The Harts and members of their field teams were the first scientists to encounter a Lesula in 2007. They saw a captive in a remote village, and subsequently observed it in the wild.
The Lesula (Cercopithecus lomamiensis) seems to have escaped previous scientific notice because of its remote habitat, largely unexplored by professional biologists until recently. The Lesula is known to live exclusively within only 17,000 square kilometers of mature evergreen forests in DRC’s eastern central basin, between the middle Lomami and upper Tshuapa rivers.
“Major discoveries like this are still possible, mainly thanks to dedicated field biologists like the Harts,” said Eric Sargis, professor of anthropology at Yale and a co-author of the paper. “And if we’re finding new species of primates, then who knows how many new species of small mammals or lizards or insects, just to name a few, might be out there. There’s certainly a lot of undiscovered biodiversity in this region.”
At least three other anthropoid primates are exclusive to the region, according to the researchers — the Lomami River red colobus, the Lomami River blue monkey, and the Kasuku River Wolf’s monkey. Like all of Congo’s remaining large mammals, these species are threatened by uncontrolled commercial bush meat hunting and habitat loss.
“The challenge now is to make the Lesula an iconic species that carries the message for conservation for all of Congo’s endangered fauna,” said John Hart.
After their first coincidental encounter with the captive Lesula, the Harts and their research team observed it in the wild, documented its behavior and ecology, and ultimately determined its distinctiveness through genetic and anatomical studies. The latter were conducted at the Peabody by Sargis and co-author Chris Gilbert, a former Yale Institute for Biospheric Studies Gaylord Donnelley Environmental Postdoctoral Fellow and now a professor at Hunter College-CUNY.
The typical Lesula has a naked face and muzzle and a mane of long, grizzled blond hairs. Some have a cream-colored vertical nose stripe. The monkey appears to eat fruits and vegetation primarily, and to live both on the ground and in trees. In their paper, researchers describe the Lesula and its sister species, Cercopithecus hamlyni, as “shy, quiet and generally occur[ing] in small groups.”

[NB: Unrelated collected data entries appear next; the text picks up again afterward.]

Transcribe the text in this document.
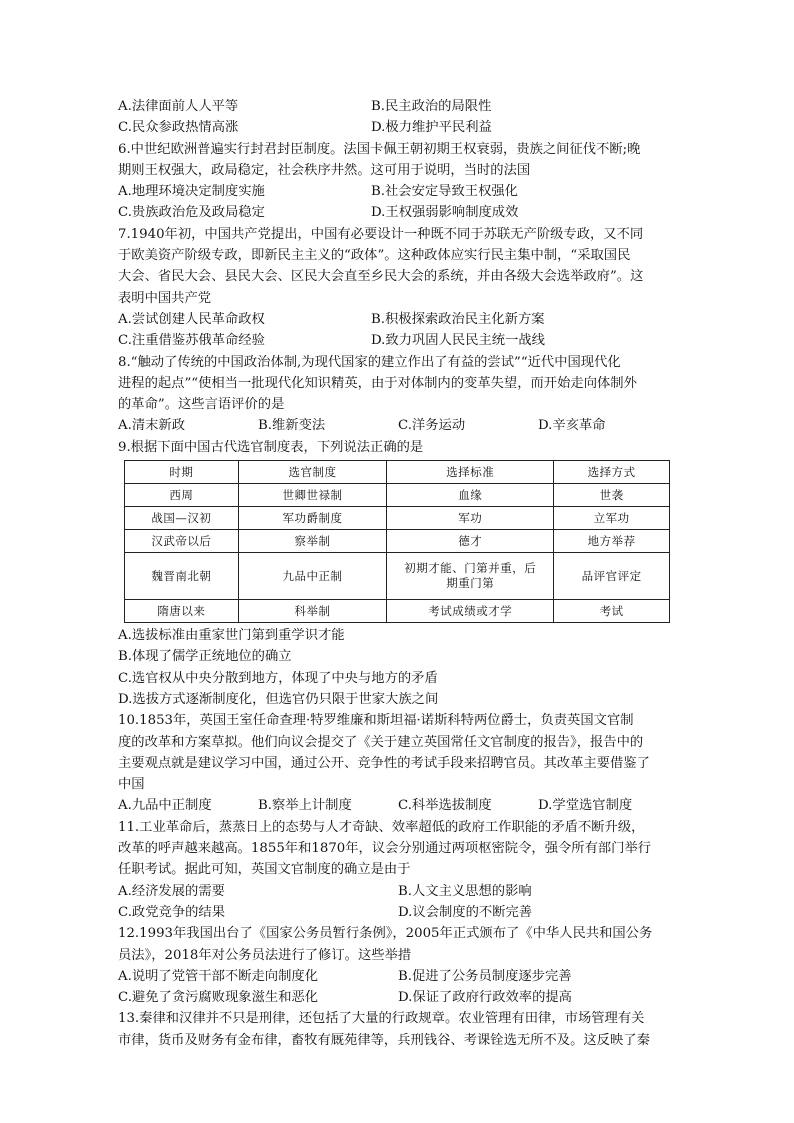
A.法律面前人人平等	B.民主政治的局限性
C.民众参政热情高涨	D.极力维护平民利益
6.中世纪欧洲普遍实行封君封臣制度。法国卡佩王朝初期王权衰弱，贵族之间征伐不断;晚
期则王权强大，政局稳定，社会秩序井然。这可用于说明，当时的法国
A.地理环境决定制度实施	B.社会安定导致王权强化
C.贵族政治危及政局稳定	D.王权强弱影响制度成效
7.1940年初，中国共产党提出，中国有必要设计一种既不同于苏联无产阶级专政，又不同
于欧美资产阶级专政，即新民主主义的“政体”。这种政体应实行民主集中制，“采取国民
大会、省民大会、县民大会、区民大会直至乡民大会的系统，并由各级大会选举政府”。这
表明中国共产党
A.尝试创建人民革命政权	B.积极探索政治民主化新方案
C.注重借鉴苏俄革命经验	D.致力巩固人民民主统一战线
8.“触动了传统的中国政治体制,为现代国家的建立作出了有益的尝试”“近代中国现代化
进程的起点”“使相当一批现代化知识精英，由于对体制内的变革失望，而开始走向体制外
的革命”。这些言语评价的是
A.清末新政	B.维新变法	C.洋务运动	D.辛亥革命
9.根据下面中国古代选官制度表，下列说法正确的是
时期	选官制度	选择标准	选择方式
西周	世卿世禄制	血缘	世袭
战国—汉初	军功爵制度	军功	立军功
汉武帝以后	察举制	德才	地方举荐
魏晋南北朝	九品中正制	初期才能、门第并重，后期重门第	品评官评定
隋唐以来	科举制	考试成绩或才学	考试
A.选拔标准由重家世门第到重学识才能
B.体现了儒学正统地位的确立
C.选官权从中央分散到地方，体现了中央与地方的矛盾
D.选拔方式逐渐制度化，但选官仍只限于世家大族之间
10.1853年，英国王室任命查理·特罗维廉和斯坦福·诺斯科特两位爵士，负责英国文官制
度的改革和方案草拟。他们向议会提交了《关于建立英国常任文官制度的报告》，报告中的
主要观点就是建议学习中国，通过公开、竞争性的考试手段来招聘官员。其改革主要借鉴了
中国
A.九品中正制度	B.察举上计制度	C.科举选拔制度	D.学堂选官制度
11.工业革命后，蒸蒸日上的态势与人才奇缺、效率超低的政府工作职能的矛盾不断升级，
改革的呼声越来越高。1855年和1870年，议会分别通过两项枢密院令，强令所有部门举行
任职考试。据此可知，英国文官制度的确立是由于
A.经济发展的需要	B.人文主义思想的影响
C.政党竞争的结果	D.议会制度的不断完善
12.1993年我国出台了《国家公务员暂行条例》，2005年正式颁布了《中华人民共和国公务
员法》，2018年对公务员法进行了修订。这些举措
A.说明了党管干部不断走向制度化	B.促进了公务员制度逐步完善
C.避免了贪污腐败现象滋生和恶化	D.保证了政府行政效率的提高
13.秦律和汉律并不只是刑律，还包括了大量的行政规章。农业管理有田律，市场管理有关
市律，货币及财务有金布律，畜牧有厩苑律等，兵刑钱谷、考课铨选无所不及。这反映了秦
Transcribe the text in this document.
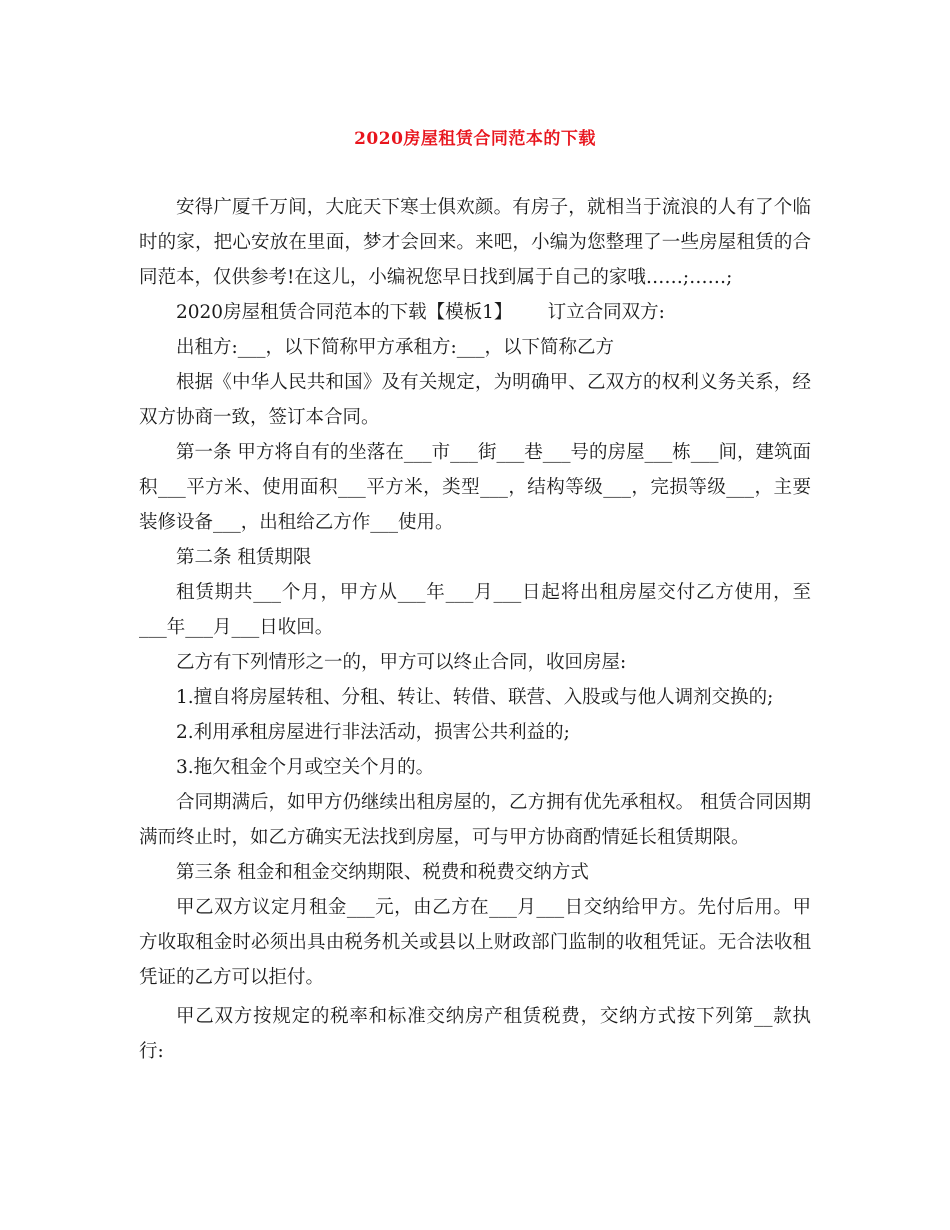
2020房屋租赁合同范本的下载

安得广厦千万间，大庇天下寒士俱欢颜。有房子，就相当于流浪的人有了个临时的家，把心安放在里面，梦才会回来。来吧，小编为您整理了一些房屋租赁的合同范本，仅供参考!在这儿，小编祝您早日找到属于自己的家哦……;……;

2020房屋租赁合同范本的下载【模板1】      订立合同双方:

出租方:___，以下简称甲方承租方:___，以下简称乙方

根据《中华人民共和国》及有关规定，为明确甲、乙双方的权利义务关系，经双方协商一致，签订本合同。

第一条 甲方将自有的坐落在___市___街___巷___号的房屋___栋___间，建筑面积___平方米、使用面积___平方米，类型___，结构等级___，完损等级___，主要装修设备___，出租给乙方作___使用。

第二条 租赁期限

租赁期共___个月，甲方从___年___月___日起将出租房屋交付乙方使用，至___年___月___日收回。

乙方有下列情形之一的，甲方可以终止合同，收回房屋:

1.擅自将房屋转租、分租、转让、转借、联营、入股或与他人调剂交换的;

2.利用承租房屋进行非法活动，损害公共利益的;

3.拖欠租金个月或空关个月的。

合同期满后，如甲方仍继续出租房屋的，乙方拥有优先承租权。 租赁合同因期满而终止时，如乙方确实无法找到房屋，可与甲方协商酌情延长租赁期限。

第三条 租金和租金交纳期限、税费和税费交纳方式

甲乙双方议定月租金___元，由乙方在___月___日交纳给甲方。先付后用。甲方收取租金时必须出具由税务机关或县以上财政部门监制的收租凭证。无合法收租凭证的乙方可以拒付。

甲乙双方按规定的税率和标准交纳房产租赁税费，交纳方式按下列第__款执行:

Through the Harts, the Peabody has acquired several Lesula specimens that were essential for the genetic and anatomical studies, said Sargis, who also is curator of the Peabody’s mammalogy collections. All specimens were collected after death, either at the hands of local hunters or, in one case, by crowned eagles.
Other authors of the paper are Kate M. Detwiler of Florida Atlantic University; Andrew S. Burrell of New York University; James L. Fuller of Columbia University; Maurice Emetshu of the Lukuru Wildlife Research Foundation; Ashley Vosper of the Centre de Formation et Conservation Forestière; and Anthony J. Tosi of New York University.
The research was supported by the Arcus Foundation, U.S. Fish and Wildlife Service, a grant from Edith McBean, Abraham Foundation, Margot Marsh Biodiversity Foundation Grant, and Yale Institute for Biospheric Studies.